A Missouri University of Science and Technology chemistry researcher has patented a new method of creating metal foils with ordered crystal structure.

Using silicon as a template to shape and form thin, high-performance metal films allows them to remain flexible and maintain the order of the silicon substrate. 

The metal-based foils made of gold, silver or copper are used in the making of electronics, especially flexible electronics used in wearable technology. 

“With this new method, we are able to produce gold foils by epitaxial lift-off from silicon single crystals,” says Dr. Jay Switzer, Chancellor’s Professor of chemistry at Missouri S&T. “We use gold, which in bulk is quite expensive, but we work with gold that is only nanometers thick, so the cost is pennies instead of thousands of dollars. The gold is thin enough to be quite transparent.”

Switzer’s research combines chemistry with materials science to create high-performance inorganic thin films, or “epitaxial” films. Epitaxy is the growth of crystals, or thin films, whose orientation is determined by the crystalline substrate they are layered on.

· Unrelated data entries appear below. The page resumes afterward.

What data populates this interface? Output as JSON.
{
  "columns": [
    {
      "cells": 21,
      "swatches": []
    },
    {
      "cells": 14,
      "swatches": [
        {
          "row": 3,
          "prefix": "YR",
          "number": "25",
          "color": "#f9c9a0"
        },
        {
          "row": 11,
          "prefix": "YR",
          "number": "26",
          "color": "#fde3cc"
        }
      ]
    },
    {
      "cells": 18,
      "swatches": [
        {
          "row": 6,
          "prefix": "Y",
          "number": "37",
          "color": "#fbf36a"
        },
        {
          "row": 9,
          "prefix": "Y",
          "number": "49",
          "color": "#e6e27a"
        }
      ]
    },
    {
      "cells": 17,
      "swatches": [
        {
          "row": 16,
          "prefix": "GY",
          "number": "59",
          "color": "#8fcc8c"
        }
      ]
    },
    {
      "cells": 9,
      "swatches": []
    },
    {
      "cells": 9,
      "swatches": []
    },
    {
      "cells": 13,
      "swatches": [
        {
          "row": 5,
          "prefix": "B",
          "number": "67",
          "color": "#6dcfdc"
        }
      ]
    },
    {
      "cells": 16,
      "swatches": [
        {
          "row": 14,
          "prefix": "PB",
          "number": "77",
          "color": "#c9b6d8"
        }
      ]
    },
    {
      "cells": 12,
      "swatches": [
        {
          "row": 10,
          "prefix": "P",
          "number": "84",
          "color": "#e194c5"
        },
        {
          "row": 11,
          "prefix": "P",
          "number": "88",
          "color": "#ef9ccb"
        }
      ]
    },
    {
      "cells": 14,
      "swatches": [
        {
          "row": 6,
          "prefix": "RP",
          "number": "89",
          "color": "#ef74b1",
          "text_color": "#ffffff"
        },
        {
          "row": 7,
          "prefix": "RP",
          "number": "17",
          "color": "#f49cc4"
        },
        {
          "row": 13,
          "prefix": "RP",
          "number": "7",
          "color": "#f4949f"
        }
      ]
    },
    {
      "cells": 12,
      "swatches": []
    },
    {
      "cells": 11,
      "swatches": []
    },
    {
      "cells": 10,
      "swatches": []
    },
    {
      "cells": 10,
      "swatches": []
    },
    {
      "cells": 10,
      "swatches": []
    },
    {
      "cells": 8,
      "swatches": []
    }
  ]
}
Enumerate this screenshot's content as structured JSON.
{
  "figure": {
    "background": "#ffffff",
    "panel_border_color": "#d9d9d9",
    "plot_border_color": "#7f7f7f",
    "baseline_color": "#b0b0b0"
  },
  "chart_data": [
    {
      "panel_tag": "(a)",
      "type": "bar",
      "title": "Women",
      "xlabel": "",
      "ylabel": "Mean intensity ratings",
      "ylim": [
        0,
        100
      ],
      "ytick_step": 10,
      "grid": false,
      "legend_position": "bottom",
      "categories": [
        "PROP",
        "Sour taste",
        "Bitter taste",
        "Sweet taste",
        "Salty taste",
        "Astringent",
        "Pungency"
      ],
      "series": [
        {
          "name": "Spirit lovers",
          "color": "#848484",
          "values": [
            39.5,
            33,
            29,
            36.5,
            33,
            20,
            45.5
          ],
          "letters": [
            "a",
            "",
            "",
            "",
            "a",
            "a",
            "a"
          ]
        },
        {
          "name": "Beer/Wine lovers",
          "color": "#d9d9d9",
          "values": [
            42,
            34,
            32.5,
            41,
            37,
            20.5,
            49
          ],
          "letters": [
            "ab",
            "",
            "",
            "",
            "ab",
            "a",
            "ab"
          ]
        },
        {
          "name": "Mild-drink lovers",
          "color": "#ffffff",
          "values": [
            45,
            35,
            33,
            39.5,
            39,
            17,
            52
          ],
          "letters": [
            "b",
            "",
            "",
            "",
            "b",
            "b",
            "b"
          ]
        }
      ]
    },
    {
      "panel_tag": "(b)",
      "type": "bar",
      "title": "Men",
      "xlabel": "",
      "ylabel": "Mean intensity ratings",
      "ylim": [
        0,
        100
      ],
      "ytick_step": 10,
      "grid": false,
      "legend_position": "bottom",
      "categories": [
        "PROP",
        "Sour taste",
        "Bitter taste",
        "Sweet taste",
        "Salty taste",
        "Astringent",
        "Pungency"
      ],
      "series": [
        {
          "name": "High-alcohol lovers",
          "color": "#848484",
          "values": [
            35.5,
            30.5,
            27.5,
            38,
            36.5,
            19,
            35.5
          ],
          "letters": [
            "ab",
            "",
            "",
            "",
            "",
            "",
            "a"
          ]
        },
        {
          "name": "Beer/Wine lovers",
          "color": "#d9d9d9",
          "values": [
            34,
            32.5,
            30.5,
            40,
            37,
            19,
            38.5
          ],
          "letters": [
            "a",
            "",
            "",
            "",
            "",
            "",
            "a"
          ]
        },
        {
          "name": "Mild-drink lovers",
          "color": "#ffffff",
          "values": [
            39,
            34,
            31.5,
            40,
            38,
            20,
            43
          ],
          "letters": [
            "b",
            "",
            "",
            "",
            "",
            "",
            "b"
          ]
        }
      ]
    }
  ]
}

When the atomic structure of these crystals perfectly aligns with their substrate, the end result is a film with superior electronic and optical properties, rivaling the attributes of more expensive single crystals. 

“Electronic devices are usually based on highly ordered single crystals such as single-crystal silicon, but flexible electronics are often based on polycrystalline or amorphous materials that have less ideal electronic properties due to the lower crystalline perfection,” says Switzer. “This patent explains how to produce highly ordered gold foils that can serve as the substrate for depositing highly ordered and flexible semiconductors.”

By forming the metal foils on silicon surfaces using this new method, the final is single-crystal-like, unlike current models that are grown by vacuum evaporation. Switzer’s method could reduce costs of the materials that the foils can be grown on. 

“We are using a similar method to produce free-standing flexible foils of transparent wide bandgap semiconductors,” says Switzer. “These could be ideal for applications such as flexible displays, transparent electronics and wearable solar cells.” 

Switzer holds 14 U.S. patents, primarily focused on the electrodeposition of functional materials. 

He is a fellow of the Electrochemical Society, the American Association for the Advancement of Science, the Materials Research Society and the Japan Society for the Promotion of Science.

The full research can be found under U.S. Patent Number 10,980,130 titled “Metal Foils with Ordered Crystal Structure and Method for Producing Metal Foils.”